Falsch, wir sind nicht gescheitert, wir machen weiter!

Um was geht es, in Kürze:

Zur Stadtverordnetenversammlung am 22.April 21 wurde dem AfD-Gruppensprecher Thomas Jürgewitz, der durch ein ärztliches Attest von der Maskenpflicht befreit ist, die Teilnahme an der Sitzung verweigert weil es sich weigerte eine Maske zu tragen oder sich einem Corona-Schnelltest zu unterziehen. Die AfD, bzw Jürgewitz hielt die Auflagen im Hygienekonzept des Stadtverordnetenvorstehers für widerrechtlich, um nicht zu sagen verfassungsrechtlich und beantragte unmittelbar am gleichen Tage einen Eilbeschluß beim Verwaltungsgericht Bremen der ihm noch in der laufenden Sitzung den Zutritt gewähren sollte.

Auf unseren Antrag bekam der Stadtverordnetenvorsteher die Gelegenheit dem Verwaltungsgericht unverzüglich schriftlich zu antworten.

Dieser, bzw das von ihm beauftragte Rechtsamt des Magistrates  ließ sich nunmehr so lange Zeit mit der Antwort, daß eine Entscheidung des Verwaltungsgerichte am 22.4., dem Tage der Sitzung, nicht mehr möglich war und sich der “Antragsgrund” (Eilantrag) somit erledigt hatte.

Unseren Antrag stellten wir somit für die folgende Sitzung am 16.Juni 2021 um. Darüber hat das VG nun abschlägig beschieden!
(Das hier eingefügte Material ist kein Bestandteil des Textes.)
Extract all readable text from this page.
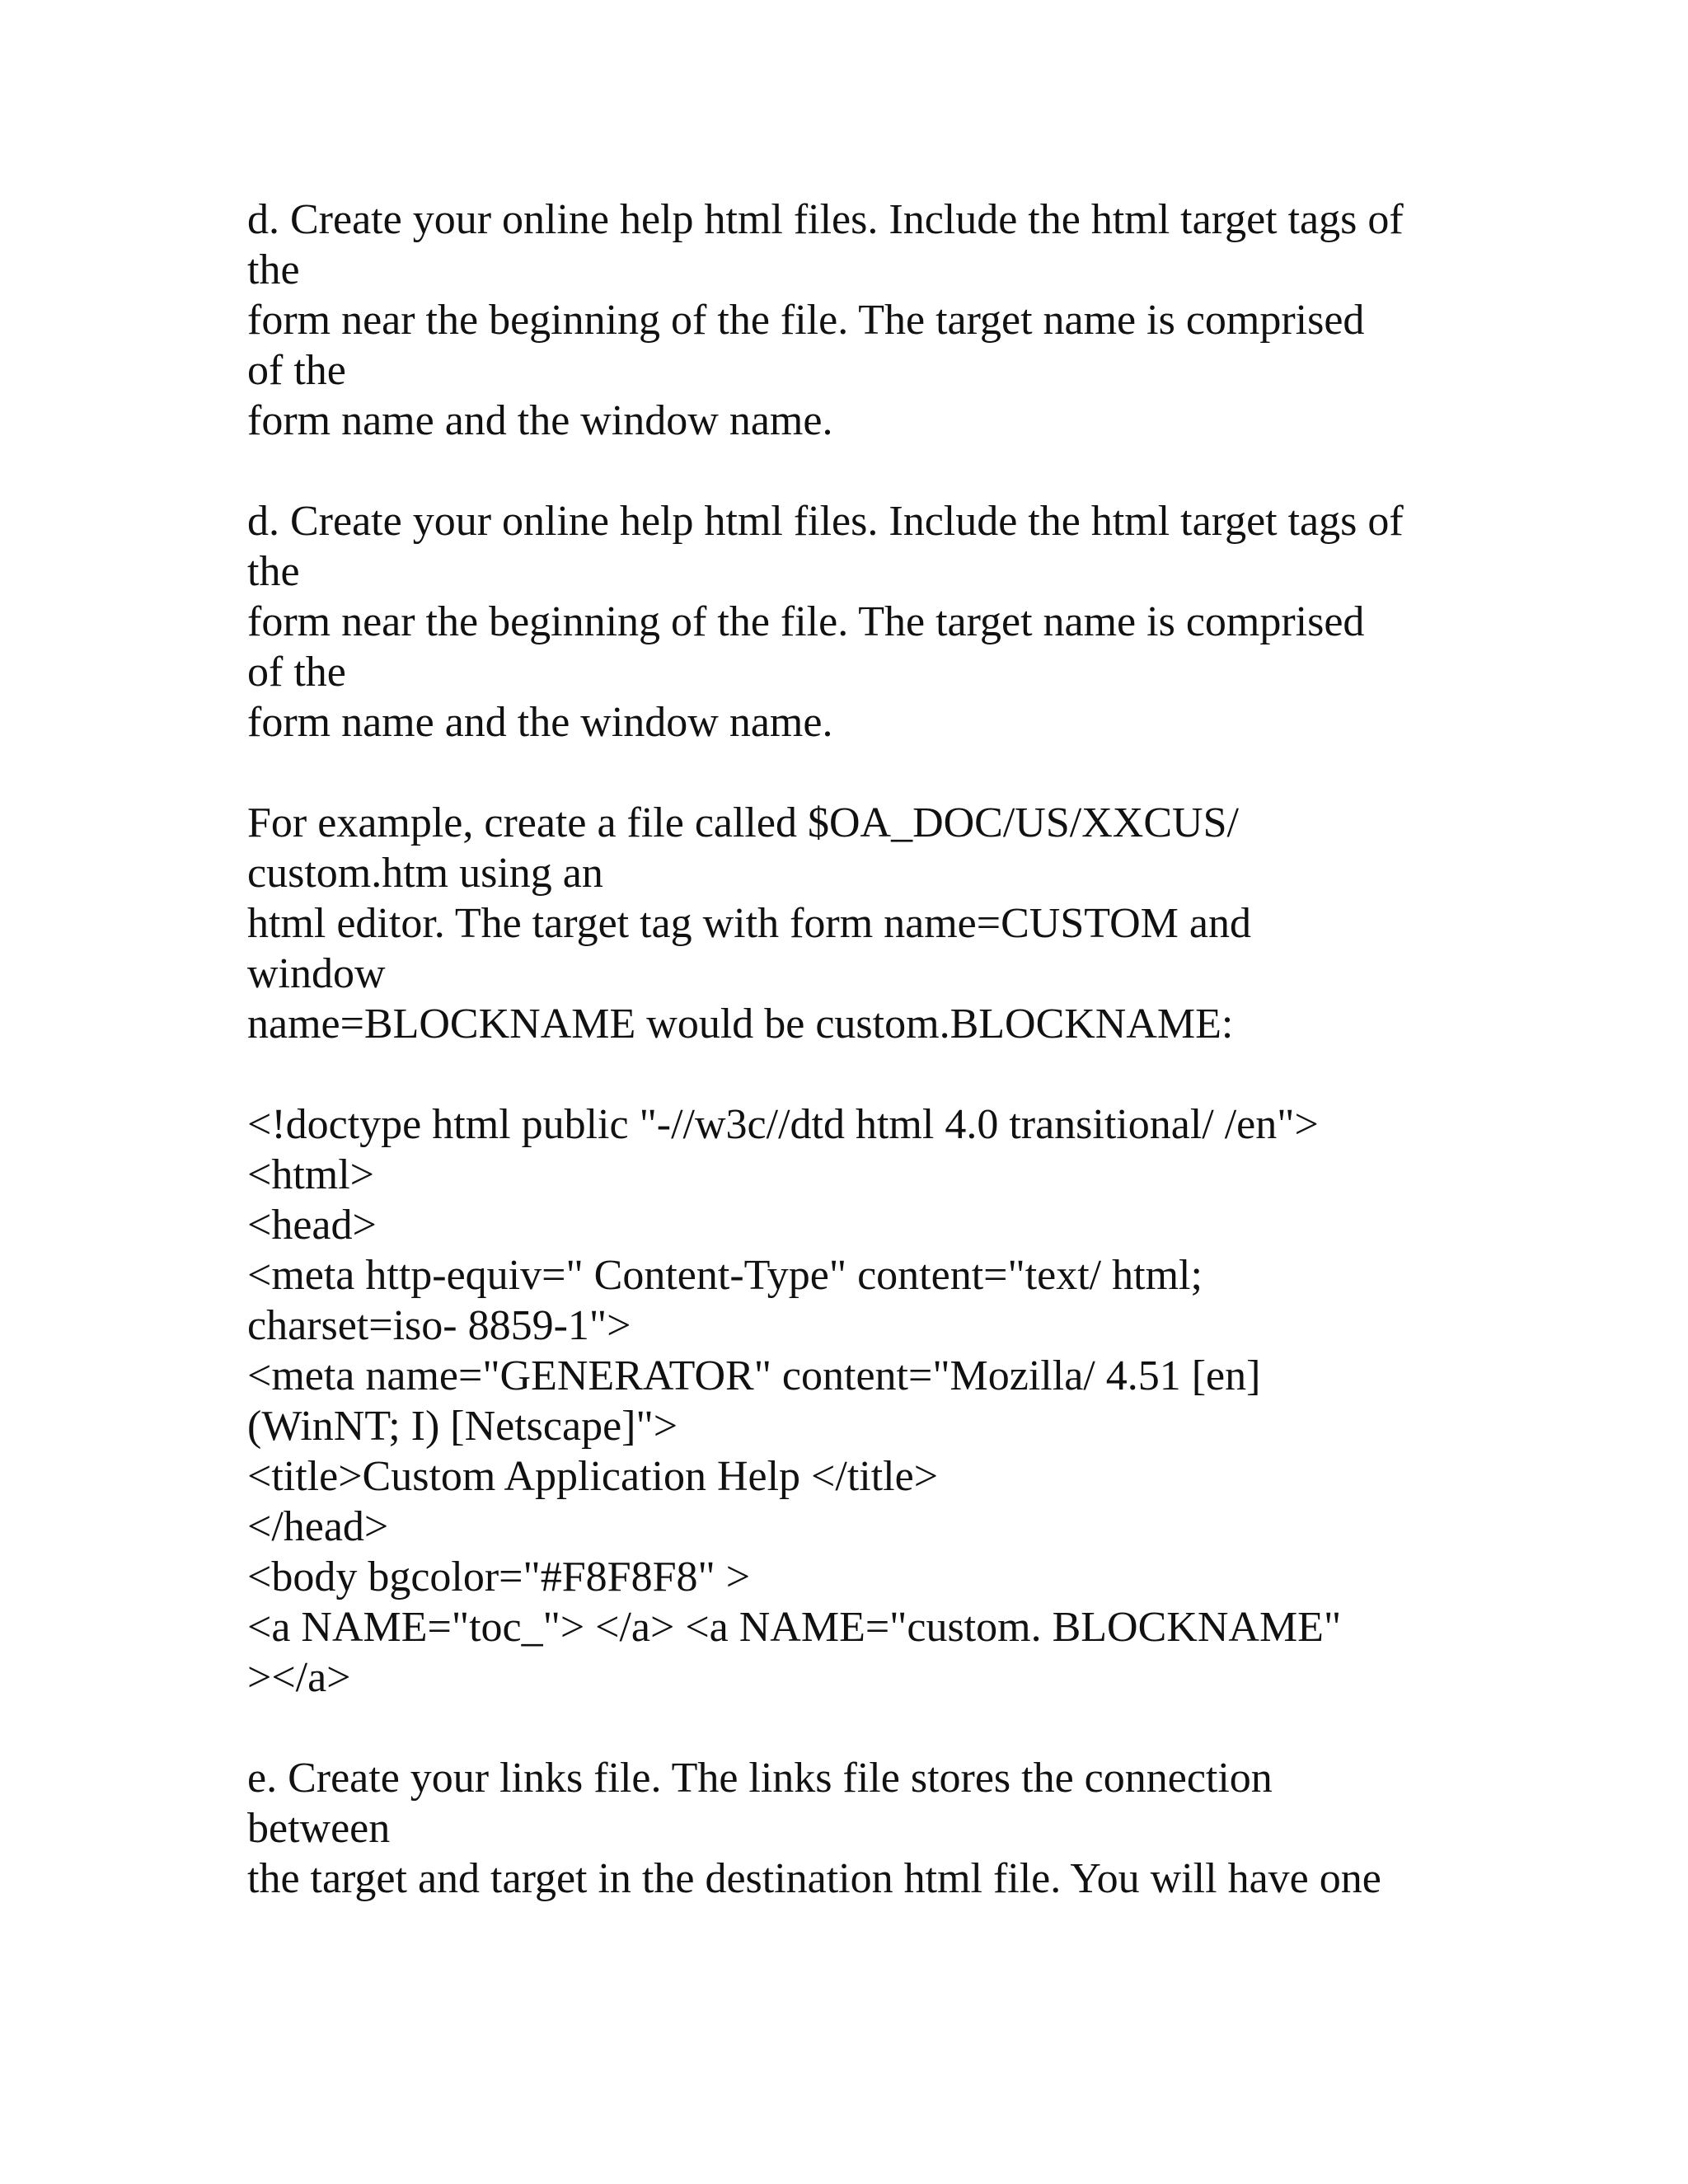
d. Create your online help html files. Include the html target tags of
the
form near the beginning of the file. The target name is comprised
of the
form name and the window name.
d. Create your online help html files. Include the html target tags of
the
form near the beginning of the file. The target name is comprised
of the
form name and the window name.
For example, create a file called $OA_DOC/US/XXCUS/
custom.htm using an
html editor. The target tag with form name=CUSTOM and
window
name=BLOCKNAME would be custom.BLOCKNAME:
<!doctype html public "-//w3c//dtd html 4.0 transitional/ /en">
<html>
<head>
<meta http-equiv=" Content-Type" content="text/ html;
charset=iso- 8859-1">
<meta name="GENERATOR" content="Mozilla/ 4.51 [en]
(WinNT; I) [Netscape]">
<title>Custom Application Help </title>
</head>
<body bgcolor="#F8F8F8" >
<a NAME="toc_"> </a> <a NAME="custom. BLOCKNAME"
></a>
e. Create your links file. The links file stores the connection
between
the target and target in the destination html file. You will have one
Warum? Weil sich mittlerweile eine ganz andere Situation im Corona-Geschehen (Inzidenzien) darstellt, wie auch das “alte” Hygienekonzept zur Sitzung vom 16.6. überarbeitet wurde und “gerichtsfest” gemacht wurde. Letztlich wurden aber durch unsere Klage Fehler und Unklarheiten durch die “Verwaltung” und des Stadtverordnetenvorstehers beseitigt. Insbesondere – und das war eines der Hauptprobleme am 22.April, als gefordert wurde die Maske während der ganzen Sitzung (14:30-21h) ständig zu tragen – kann die Maske nun künftig  am Tisch und Mikrophon abgenommen werden!

Wir gehen allerdings davon aus, daß das Hygienekonzept und inbesondere das Verhalten des Stadtverordnetenvorstehers nicht den gesetzlichen Anforderungen entsprochen hat und der Ausschluß des Stadtverordneten Jürgewitz somit rechtswidrig war.

Im Rahmen einer Fortsetzungsfeststellungsklage wird das, was im Eilantrag vom 22.April 2012 beantragt wurde, nunmehr im Hauptsacheverfahren vor dem Verwaltungsgericht Bremen, und ggf dem Oberverwaltungsgericht weiter verfolgt – und das ist und war unser vorrangiges Ziel! Ob wir scheitern oder siegen….man wird davon hören! Es geht uns um den Rechtsstaat der im Moment überall in Deutschland Schaden zu nehmen scheint – und das wollen wir verhindern, es geht um unsere Demokratie!